Private Stock Exchanges Fill Venture Funding/IPO Void

November 3, 2011

In what is yet another sign that the IPO market has fizzled to a near-halt is the sudden increase in activity on the secondary market exchanges which facilitate the trading of shares in private, pre-IPO companies such as Facebook and Groupon. The secondary market has long been an avenue for investors to buy and sell shares of private companies and is a source of liquidity for employees and founders who want to cash out without having to wait for an IPO or private sale of the company. Transactions on secondary market exchanges have increased by 75% over the prior year which seems to correlate with the decline in exit activity this year in the wake of a sluggish IPO market.

Secondary market exchanges, also called private stock exchanges, emerged in the aftermath of the tech implosion in 2000 when the IPO market dried up leaving start-ups thirsty for financing without a direct source. More recently, they have garnered more attention from investors hoping to tap into the burgeoning social networking industry.
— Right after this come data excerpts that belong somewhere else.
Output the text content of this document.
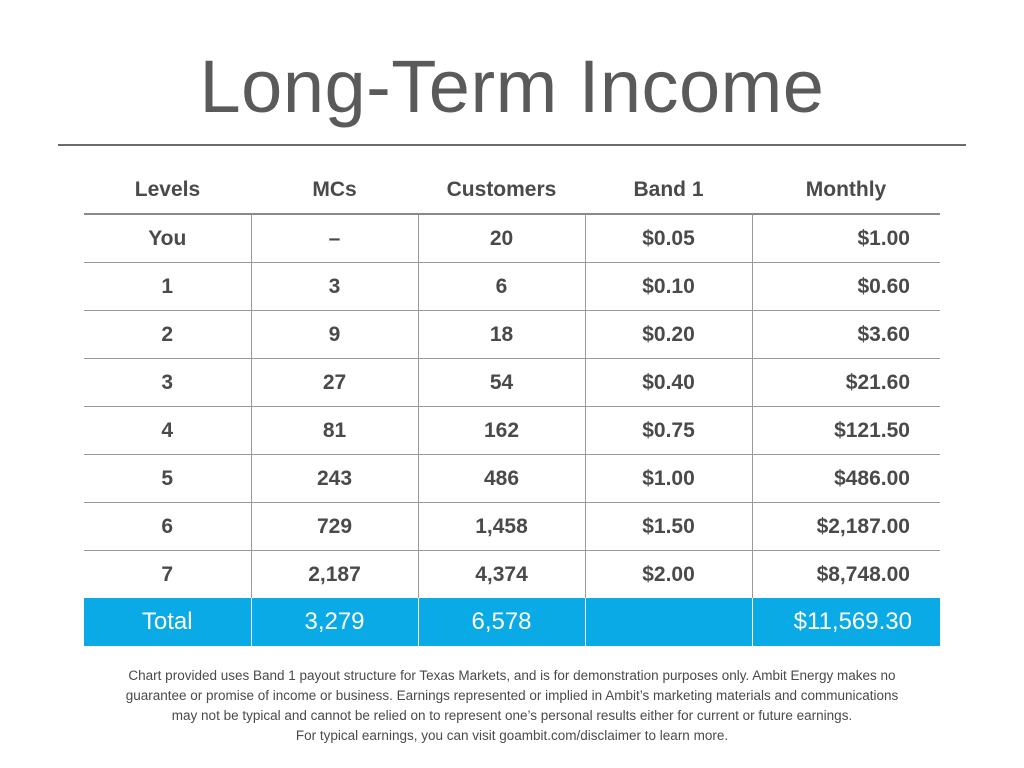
Long-Term Income
Levels	MCs	Customers	Band 1	Monthly
You	–	20	$0.05	$1.00
1	3	6	$0.10	$0.60
2	9	18	$0.20	$3.60
3	27	54	$0.40	$21.60
4	81	162	$0.75	$121.50
5	243	486	$1.00	$486.00
6	729	1,458	$1.50	$2,187.00
7	2,187	4,374	$2.00	$8,748.00
Total	3,279	6,578		$11,569.30
Chart provided uses Band 1 payout structure for Texas Markets, and is for demonstration purposes only. Ambit Energy makes no
guarantee or promise of income or business. Earnings represented or implied in Ambit’s marketing materials and communications
may not be typical and cannot be relied on to represent one’s personal results either for current or future earnings.
For typical earnings, you can visit goambit.com/disclaimer to learn more.
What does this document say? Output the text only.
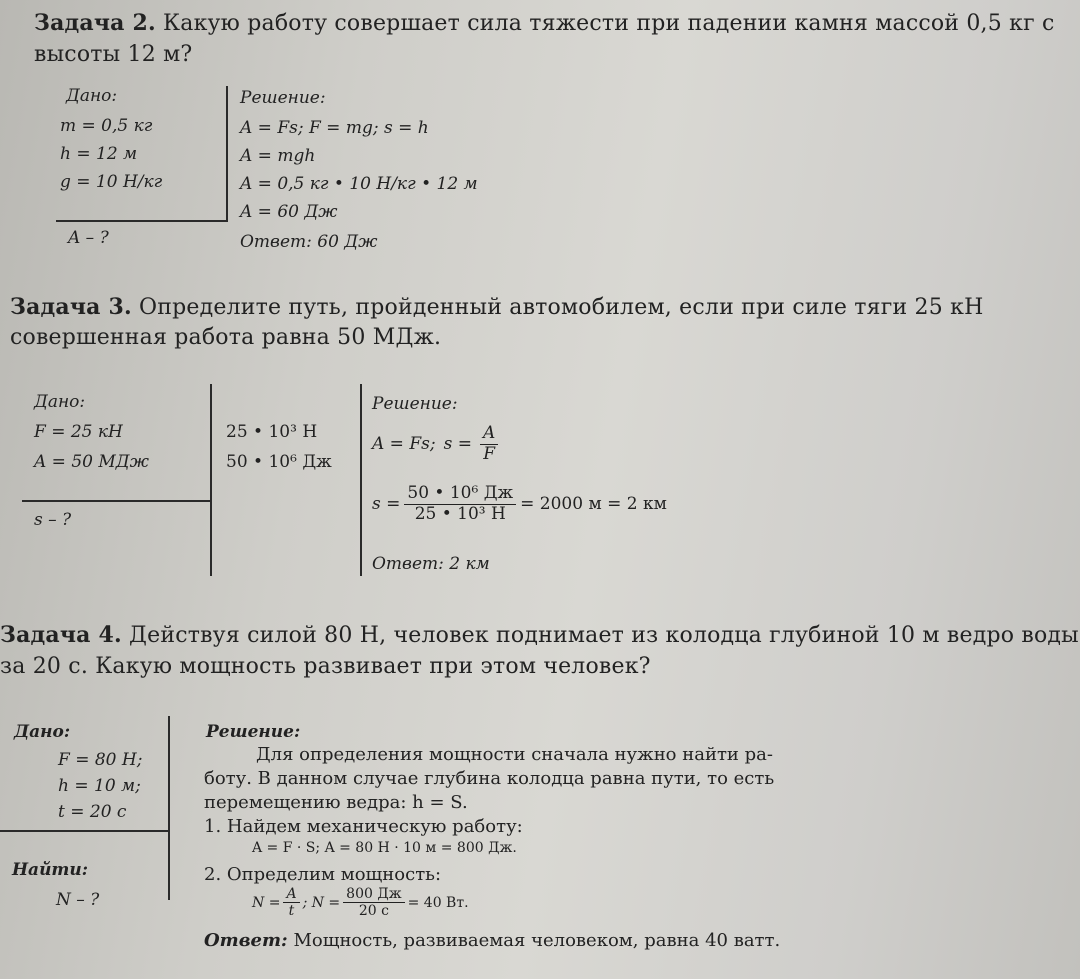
Задача 2. Какую работу совершает сила тяжести при падении камня массой 0,5 кг с
высоты 12 м?
Дано:
m = 0,5 кг
h = 12 м
g = 10 Н/кг
A – ?
Решение:
A = Fs; F = mg; s = h
A = mgh
A = 0,5 кг • 10 Н/кг • 12 м
A = 60 Дж
Ответ: 60 Дж
Задача 3. Определите путь, пройденный автомобилем, если при силе тяги 25 кН
совершенная работа равна 50 МДж.
Дано:
F = 25 кН
A = 50 МДж
s – ?
25 • 10³ Н
50 • 10⁶ Дж
Решение:
A = Fs; $s = \frac{A}{F}$
$s = \frac{\text{50 • 10⁶ Дж}}{\text{25 • 10³ Н}} = 2000$ м = 2 км
Ответ: 2 км
Задача 4. Действуя силой 80 Н, человек поднимает из колодца глубиной 10 м ведро воды
за 20 с. Какую мощность развивает при этом человек?
Дано:
F = 80 Н;
h = 10 м;
t = 20 с
Найти:
N – ?
Решение:
Для определения мощности сначала нужно найти ра-
боту. В данном случае глубина колодца равна пути, то есть
перемещению ведра: h = S.
1. Найдем механическую работу:
A = F · S; A = 80 Н · 10 м = 800 Дж.
2. Определим мощность:
$N = \frac{A}{t}$ ; $N = \frac{800 Дж}{20 с} = 40$ Вт.
Ответ: Мощность, развиваемая человеком, равна 40 ватт.
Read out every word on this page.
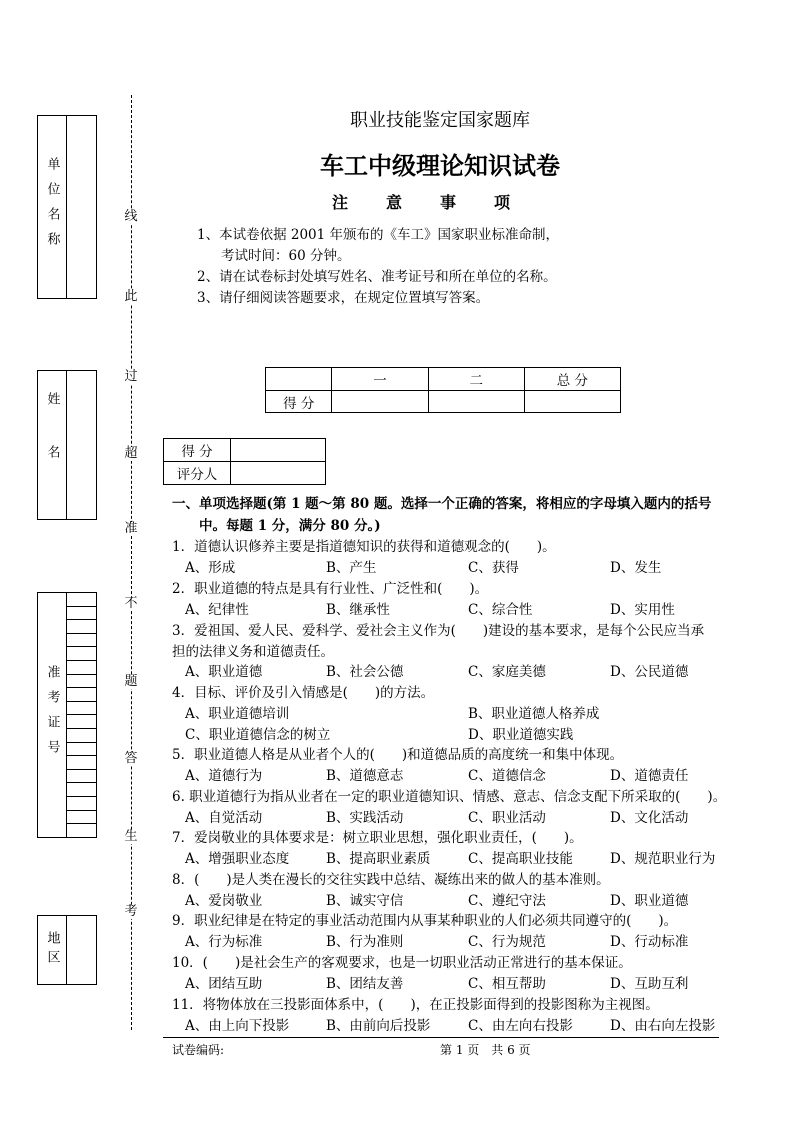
单位名称
姓名
准考证号
地区
线
此
过
超
准
不
题
答
生
考
职业技能鉴定国家题库
车工中级理论知识试卷
注意事项
1、本试卷依据 2001 年颁布的《车工》国家职业标准命制，
考试时间：60 分钟。
2、请在试卷标封处填写姓名、准考证号和所在单位的名称。
3、请仔细阅读答题要求，在规定位置填写答案。
	一	二	总 分
得 分			
得 分	
评分人	
一、单项选择题(第 1 题～第 80 题。选择一个正确的答案，将相应的字母填入题内的括号
中。每题 1 分，满分 80 分。)
1．道德认识修养主要是指道德知识的获得和道德观念的(　　)。
A、形成	B、产生	C、获得	D、发生
2．职业道德的特点是具有行业性、广泛性和(　　)。
A、纪律性	B、继承性	C、综合性	D、实用性
3．爱祖国、爱人民、爱科学、爱社会主义作为(　　)建设的基本要求，是每个公民应当承
担的法律义务和道德责任。
A、职业道德	B、社会公德	C、家庭美德	D、公民道德
4．目标、评价及引入情感是(　　)的方法。
A、职业道德培训	B、职业道德人格养成
C、职业道德信念的树立	D、职业道德实践
5．职业道德人格是从业者个人的(　　)和道德品质的高度统一和集中体现。
A、道德行为	B、道德意志	C、道德信念	D、道德责任
6. 职业道德行为指从业者在一定的职业道德知识、情感、意志、信念支配下所采取的(　　)。
A、自觉活动	B、实践活动	C、职业活动	D、文化活动
7．爱岗敬业的具体要求是：树立职业思想，强化职业责任，(　　)。
A、增强职业态度	B、提高职业素质	C、提高职业技能	D、规范职业行为
8．(　　)是人类在漫长的交往实践中总结、凝练出来的做人的基本准则。
A、爱岗敬业	B、诚实守信	C、遵纪守法	D、职业道德
9．职业纪律是在特定的事业活动范围内从事某种职业的人们必须共同遵守的(　　)。
A、行为标准	B、行为准则	C、行为规范	D、行动标准
10．(　　)是社会生产的客观要求，也是一切职业活动正常进行的基本保证。
A、团结互助	B、团结友善	C、相互帮助	D、互助互利
11．将物体放在三投影面体系中，(　　)，在正投影面得到的投影图称为主视图。
A、由上向下投影	B、由前向后投影	C、由左向右投影	D、由右向左投影
试卷编码:	第 1 页　共 6 页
Companies seeing the most trading activities are the big IPO hopefuls such as Facebook, Zynga, and Twitter.

Share pricing on private exchanges is more of an art than a science as it is based in part on implied valuations and, in part, on market forces, which leaves investors vulnerable if IPO valuations fall short of market expectations. For example, Groupon shares traded in June at an implied valuation of $20 billion which was what the underwriters had indicated as its then market value. In August, the shares traded at an implied valuation of $16 billion.  Groupon is expected to go public this week, and the indicative trading range for the new stock pegs the valuation at around $11 billion, which will mean many investors, and some very big institutional investors, will take a sizable loss.

On the other hand, secondary market investors made out well with LinkedIn which came to market in a much better environment.  For investors making huge bets on companies like Facebook and Twitter, their hopes rest largely on the mood of the market at the time of the IPO, more so than the fundamentals of the company which are not very transparent while the companies remain private.

Two of the larger secondary market exchanges are operated by SharesPost and SecondMarket.  As evidence of how well these exchanges are doing at this time, SecondMarket recently posted its best quarterly results yet with $167 million of stock transactions for a year-to-date total of $435 million.  Interestingly, SecondMarket, which has raised over $34 million after three rounds of financing, recently sold some of its own shares on the exchange for an implied valuation of $160 million. SecondMarket also makes a market for structured products, restricted stock and auction-rate securities.

While some feel the market for private exchanges is somewhat limited, SecondMarket and SharesPost are proving to be a valuable source of liquidity for companies caught in the slowdown of late round financing and exit activity.